Thursday, September 20, 2012

The trough in a Dorset back garden that turned out to be a Roman sarcophagus worth £50,000

A rare and beautifully carved Roman sarcophagus found overgrown by plants in a back garden is set to sell for more than £50,000.
An eagle-eyed antiques expert spotted a corner of what looked like a trough when he visited a property to look at some art indoors.

However, the expert spotted something in the garden - and fought through the undergrowth to reveal a 1,900-year-old marble sarcophagus. A rare and beautifully carved 2000 year old Roman sarcophagus that was discovered overgrown by plants in a Dorset garden could now sell for more than £50,000.
Guy Schwinge, from Duke's auction house in Dorchester, Dorset, also discovered a further treasure inside the house.

After rummaging around he happened upon an old auction catalogue from Duke's - and it showed his saleroom had sold the ancient coffin in 1913. It had remained at the Dorset house ever since, but the family had come to lose the knowledge of what it was.
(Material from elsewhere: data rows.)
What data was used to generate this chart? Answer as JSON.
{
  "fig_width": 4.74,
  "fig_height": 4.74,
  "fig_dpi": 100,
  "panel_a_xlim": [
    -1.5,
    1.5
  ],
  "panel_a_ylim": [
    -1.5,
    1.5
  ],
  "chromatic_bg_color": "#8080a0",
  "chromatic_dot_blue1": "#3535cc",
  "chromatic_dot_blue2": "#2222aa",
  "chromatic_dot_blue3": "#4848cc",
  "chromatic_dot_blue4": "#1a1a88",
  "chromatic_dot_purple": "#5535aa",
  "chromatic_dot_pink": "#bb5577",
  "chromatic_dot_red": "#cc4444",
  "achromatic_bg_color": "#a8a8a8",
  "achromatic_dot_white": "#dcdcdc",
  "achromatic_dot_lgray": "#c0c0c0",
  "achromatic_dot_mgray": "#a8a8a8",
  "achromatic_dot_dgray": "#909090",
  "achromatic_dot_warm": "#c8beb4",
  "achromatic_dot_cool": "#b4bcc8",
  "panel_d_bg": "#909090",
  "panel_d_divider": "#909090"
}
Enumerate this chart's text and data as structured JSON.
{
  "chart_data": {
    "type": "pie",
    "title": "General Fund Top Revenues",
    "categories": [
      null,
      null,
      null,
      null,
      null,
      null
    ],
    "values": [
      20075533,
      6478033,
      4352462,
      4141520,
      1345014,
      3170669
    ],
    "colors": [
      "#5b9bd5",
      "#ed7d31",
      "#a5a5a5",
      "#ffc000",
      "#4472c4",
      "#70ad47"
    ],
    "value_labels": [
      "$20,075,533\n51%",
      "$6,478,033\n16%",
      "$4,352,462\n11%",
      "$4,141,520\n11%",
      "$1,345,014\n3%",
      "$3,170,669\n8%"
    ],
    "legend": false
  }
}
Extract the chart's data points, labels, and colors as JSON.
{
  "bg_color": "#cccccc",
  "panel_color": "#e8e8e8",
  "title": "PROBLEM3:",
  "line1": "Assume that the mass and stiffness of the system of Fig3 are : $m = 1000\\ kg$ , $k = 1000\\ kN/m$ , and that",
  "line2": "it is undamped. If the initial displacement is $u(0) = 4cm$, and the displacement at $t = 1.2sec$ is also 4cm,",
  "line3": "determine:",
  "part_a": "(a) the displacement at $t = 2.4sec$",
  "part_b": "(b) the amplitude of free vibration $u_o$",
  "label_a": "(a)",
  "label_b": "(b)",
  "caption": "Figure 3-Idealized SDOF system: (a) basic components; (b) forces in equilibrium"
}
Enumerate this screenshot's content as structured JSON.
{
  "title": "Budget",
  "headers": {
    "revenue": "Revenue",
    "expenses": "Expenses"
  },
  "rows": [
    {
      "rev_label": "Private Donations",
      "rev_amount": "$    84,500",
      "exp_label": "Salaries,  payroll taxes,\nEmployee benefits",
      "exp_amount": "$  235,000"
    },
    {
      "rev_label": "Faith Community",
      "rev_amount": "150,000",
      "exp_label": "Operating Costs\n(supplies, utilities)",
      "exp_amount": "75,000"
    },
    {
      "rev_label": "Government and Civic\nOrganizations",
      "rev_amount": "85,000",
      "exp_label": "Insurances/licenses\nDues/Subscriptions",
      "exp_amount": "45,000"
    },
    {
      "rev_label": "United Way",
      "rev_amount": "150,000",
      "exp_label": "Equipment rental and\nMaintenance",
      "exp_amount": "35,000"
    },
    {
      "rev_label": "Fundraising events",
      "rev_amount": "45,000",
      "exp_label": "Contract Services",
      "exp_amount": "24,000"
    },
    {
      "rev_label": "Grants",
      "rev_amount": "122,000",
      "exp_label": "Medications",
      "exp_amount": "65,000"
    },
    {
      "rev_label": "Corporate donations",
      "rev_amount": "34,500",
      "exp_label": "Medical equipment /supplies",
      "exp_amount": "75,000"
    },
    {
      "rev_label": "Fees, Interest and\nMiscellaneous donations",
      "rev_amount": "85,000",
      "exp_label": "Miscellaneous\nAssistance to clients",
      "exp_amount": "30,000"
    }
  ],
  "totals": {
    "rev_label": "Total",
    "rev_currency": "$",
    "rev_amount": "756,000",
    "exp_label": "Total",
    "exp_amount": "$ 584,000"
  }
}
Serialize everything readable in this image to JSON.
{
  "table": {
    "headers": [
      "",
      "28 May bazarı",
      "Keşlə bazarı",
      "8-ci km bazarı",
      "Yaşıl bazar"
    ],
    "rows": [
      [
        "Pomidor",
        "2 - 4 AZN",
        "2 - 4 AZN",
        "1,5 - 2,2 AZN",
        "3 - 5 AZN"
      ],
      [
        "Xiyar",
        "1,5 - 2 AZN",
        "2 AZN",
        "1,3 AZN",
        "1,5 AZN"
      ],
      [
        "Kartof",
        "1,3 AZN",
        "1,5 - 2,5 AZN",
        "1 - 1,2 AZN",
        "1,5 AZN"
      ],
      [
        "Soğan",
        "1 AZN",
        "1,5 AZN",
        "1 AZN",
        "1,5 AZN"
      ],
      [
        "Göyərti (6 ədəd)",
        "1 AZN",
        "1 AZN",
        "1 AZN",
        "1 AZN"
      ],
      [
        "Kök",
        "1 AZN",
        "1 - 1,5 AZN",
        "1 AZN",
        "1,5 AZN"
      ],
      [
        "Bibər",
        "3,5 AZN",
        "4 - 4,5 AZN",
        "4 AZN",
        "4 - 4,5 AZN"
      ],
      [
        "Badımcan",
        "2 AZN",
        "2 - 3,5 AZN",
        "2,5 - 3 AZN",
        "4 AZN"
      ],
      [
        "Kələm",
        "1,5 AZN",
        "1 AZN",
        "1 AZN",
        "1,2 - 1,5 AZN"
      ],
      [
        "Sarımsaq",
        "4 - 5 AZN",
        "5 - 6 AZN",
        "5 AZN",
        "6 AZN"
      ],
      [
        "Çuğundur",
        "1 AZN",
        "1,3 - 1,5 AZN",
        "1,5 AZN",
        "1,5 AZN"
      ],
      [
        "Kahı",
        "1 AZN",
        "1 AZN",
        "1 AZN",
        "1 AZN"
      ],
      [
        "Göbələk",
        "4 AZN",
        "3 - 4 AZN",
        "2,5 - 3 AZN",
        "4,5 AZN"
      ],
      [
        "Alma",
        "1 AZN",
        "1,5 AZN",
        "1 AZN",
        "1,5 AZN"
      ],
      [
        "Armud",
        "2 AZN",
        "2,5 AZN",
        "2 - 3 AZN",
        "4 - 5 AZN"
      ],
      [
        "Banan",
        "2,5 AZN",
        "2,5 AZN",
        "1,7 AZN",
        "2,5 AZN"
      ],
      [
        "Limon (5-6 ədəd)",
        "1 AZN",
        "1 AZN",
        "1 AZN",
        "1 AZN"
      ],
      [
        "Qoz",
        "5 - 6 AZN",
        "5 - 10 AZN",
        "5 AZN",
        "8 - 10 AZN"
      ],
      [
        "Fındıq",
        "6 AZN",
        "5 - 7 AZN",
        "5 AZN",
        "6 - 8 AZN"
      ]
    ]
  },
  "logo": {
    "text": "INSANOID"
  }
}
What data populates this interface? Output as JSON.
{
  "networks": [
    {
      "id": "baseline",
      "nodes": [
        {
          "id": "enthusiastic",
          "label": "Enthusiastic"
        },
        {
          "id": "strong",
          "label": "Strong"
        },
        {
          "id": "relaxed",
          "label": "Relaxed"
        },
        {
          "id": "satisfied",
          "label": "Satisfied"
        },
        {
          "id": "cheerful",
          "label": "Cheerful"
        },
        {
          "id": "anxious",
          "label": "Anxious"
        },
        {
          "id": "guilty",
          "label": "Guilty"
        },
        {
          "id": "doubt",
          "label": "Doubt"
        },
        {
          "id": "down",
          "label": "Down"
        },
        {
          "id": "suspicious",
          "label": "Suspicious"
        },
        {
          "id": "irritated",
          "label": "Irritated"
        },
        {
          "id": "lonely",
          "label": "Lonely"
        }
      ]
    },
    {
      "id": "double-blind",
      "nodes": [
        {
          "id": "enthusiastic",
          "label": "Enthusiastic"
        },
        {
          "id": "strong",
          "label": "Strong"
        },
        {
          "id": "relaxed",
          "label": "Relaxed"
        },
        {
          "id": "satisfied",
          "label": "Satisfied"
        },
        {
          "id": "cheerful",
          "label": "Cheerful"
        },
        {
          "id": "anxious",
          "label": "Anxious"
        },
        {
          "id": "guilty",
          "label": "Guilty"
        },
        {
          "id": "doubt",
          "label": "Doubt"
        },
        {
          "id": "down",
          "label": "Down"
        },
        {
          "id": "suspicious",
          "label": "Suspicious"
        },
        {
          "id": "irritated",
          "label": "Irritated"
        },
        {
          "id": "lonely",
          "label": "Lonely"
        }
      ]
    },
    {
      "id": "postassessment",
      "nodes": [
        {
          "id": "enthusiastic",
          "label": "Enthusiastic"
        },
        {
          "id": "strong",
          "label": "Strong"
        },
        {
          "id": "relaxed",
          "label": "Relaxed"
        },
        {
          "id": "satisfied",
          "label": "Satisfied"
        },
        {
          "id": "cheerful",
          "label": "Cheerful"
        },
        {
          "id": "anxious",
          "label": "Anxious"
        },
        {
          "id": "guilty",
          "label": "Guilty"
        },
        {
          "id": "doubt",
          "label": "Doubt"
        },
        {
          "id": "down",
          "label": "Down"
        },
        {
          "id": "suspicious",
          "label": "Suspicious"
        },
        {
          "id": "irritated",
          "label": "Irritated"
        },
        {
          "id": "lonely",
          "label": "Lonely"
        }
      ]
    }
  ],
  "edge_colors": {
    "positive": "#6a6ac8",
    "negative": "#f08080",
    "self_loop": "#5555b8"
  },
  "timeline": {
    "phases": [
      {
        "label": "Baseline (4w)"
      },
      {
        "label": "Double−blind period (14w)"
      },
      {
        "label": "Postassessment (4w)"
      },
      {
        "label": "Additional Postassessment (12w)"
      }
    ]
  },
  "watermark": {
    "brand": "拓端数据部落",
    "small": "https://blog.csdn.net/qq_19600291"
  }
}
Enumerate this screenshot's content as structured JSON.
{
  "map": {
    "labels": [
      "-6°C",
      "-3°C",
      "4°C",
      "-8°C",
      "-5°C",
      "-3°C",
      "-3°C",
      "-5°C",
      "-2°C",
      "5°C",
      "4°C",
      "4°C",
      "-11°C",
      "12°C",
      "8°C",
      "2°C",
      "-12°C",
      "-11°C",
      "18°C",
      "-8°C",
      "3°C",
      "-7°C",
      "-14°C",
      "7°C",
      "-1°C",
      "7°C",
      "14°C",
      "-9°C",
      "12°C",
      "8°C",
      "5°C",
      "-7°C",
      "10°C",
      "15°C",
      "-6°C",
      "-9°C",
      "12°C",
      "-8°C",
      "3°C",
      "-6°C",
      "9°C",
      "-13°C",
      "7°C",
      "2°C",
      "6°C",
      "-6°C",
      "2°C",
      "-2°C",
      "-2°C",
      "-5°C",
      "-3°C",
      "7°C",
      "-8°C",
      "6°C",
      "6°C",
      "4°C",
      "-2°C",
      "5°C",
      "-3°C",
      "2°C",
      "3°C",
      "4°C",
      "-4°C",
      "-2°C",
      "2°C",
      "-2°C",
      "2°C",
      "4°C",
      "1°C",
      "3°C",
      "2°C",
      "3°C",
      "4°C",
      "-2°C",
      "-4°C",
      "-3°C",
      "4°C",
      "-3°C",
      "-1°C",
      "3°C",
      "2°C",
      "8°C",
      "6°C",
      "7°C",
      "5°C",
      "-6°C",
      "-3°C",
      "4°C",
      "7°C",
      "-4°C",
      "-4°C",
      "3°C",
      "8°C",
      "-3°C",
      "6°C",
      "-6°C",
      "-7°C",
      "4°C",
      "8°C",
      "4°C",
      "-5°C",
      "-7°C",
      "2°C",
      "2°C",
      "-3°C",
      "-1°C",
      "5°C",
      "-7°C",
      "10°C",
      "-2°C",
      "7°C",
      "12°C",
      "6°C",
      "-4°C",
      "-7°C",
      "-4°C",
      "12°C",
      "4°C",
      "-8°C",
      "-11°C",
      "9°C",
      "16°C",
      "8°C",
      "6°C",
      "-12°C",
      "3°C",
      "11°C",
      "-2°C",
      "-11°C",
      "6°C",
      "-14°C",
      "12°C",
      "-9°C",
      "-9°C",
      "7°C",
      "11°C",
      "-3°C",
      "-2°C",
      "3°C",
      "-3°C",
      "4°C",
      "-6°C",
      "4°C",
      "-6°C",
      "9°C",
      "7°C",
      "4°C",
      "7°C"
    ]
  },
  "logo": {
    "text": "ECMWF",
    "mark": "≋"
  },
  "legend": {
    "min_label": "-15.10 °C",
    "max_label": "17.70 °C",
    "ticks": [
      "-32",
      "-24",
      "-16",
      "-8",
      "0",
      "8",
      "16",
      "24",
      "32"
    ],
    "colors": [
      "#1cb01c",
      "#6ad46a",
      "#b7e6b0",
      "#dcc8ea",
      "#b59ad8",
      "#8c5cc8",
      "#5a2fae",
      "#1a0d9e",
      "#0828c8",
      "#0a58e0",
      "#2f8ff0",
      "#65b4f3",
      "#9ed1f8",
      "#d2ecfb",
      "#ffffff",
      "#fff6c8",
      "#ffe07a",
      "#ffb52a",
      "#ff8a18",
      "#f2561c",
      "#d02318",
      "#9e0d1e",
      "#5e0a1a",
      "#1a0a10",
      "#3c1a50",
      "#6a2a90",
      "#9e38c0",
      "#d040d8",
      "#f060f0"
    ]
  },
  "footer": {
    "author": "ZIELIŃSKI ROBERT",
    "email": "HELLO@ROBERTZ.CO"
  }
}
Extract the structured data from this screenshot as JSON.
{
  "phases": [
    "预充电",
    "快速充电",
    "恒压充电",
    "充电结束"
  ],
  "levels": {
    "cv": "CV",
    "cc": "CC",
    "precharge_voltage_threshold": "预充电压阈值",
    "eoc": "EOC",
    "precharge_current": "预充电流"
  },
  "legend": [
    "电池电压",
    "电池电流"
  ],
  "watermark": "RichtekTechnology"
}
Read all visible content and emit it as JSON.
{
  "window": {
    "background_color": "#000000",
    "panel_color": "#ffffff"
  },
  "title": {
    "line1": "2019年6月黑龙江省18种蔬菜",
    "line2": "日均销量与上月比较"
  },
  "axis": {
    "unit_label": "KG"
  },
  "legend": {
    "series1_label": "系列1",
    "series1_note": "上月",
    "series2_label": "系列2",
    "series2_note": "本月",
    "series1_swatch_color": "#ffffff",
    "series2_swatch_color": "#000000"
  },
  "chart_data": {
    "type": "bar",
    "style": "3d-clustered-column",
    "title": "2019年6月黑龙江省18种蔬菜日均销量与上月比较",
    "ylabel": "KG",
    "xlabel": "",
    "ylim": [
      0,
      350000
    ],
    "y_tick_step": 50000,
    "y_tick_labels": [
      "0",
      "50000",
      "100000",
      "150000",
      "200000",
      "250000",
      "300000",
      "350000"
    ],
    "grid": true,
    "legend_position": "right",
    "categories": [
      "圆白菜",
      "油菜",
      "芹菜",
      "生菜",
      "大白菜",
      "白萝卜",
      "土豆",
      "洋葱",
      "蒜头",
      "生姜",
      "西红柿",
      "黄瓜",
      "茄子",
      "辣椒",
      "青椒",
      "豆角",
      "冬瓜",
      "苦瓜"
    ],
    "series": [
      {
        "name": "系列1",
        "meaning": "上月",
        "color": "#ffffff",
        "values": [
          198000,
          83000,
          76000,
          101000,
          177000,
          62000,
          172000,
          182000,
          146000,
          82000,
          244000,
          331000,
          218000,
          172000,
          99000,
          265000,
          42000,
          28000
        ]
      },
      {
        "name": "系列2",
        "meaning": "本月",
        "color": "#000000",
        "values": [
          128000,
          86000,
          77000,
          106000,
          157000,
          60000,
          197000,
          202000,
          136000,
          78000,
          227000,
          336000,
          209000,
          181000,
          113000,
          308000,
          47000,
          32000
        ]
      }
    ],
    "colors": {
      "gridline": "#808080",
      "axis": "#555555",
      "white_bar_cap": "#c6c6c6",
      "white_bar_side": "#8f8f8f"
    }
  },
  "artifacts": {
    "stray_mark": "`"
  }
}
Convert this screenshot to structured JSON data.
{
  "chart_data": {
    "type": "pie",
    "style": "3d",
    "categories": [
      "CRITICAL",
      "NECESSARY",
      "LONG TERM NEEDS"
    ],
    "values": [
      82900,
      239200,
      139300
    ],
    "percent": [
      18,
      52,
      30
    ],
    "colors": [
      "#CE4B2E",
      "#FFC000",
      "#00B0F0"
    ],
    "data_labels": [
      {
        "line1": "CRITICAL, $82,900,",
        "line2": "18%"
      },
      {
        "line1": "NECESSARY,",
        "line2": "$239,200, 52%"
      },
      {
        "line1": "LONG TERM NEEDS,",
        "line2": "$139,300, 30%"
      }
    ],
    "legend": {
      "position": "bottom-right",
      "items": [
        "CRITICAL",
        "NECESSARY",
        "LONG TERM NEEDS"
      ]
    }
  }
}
Now this important lost treasure that has been dated to the second century AD is to go under the hammer again. The 7ft long sarcophagus was made in Italy for a high ranking official, contemporaneous with Emperor Hadrian. The decoration is centred by a pedimented entrance flanked by ionic columns, with the door slightly ajar. Further decoration includes laurel tied with a ribbon.

It is unclear when it was brought to the UK and its provenance goes back 100 years to when it was last sold. The sarcophagus was part of the collection of Sir John Robinson from Newton Manor in Swanage, Dorset, which Duke's sold. In 1913 the object was bought by the family that owns the house on the Dorset coast where it was recently found, but it is unknown what it sold for.

Robinson was one of the greatest art experts and connoisseurs of the 19th century.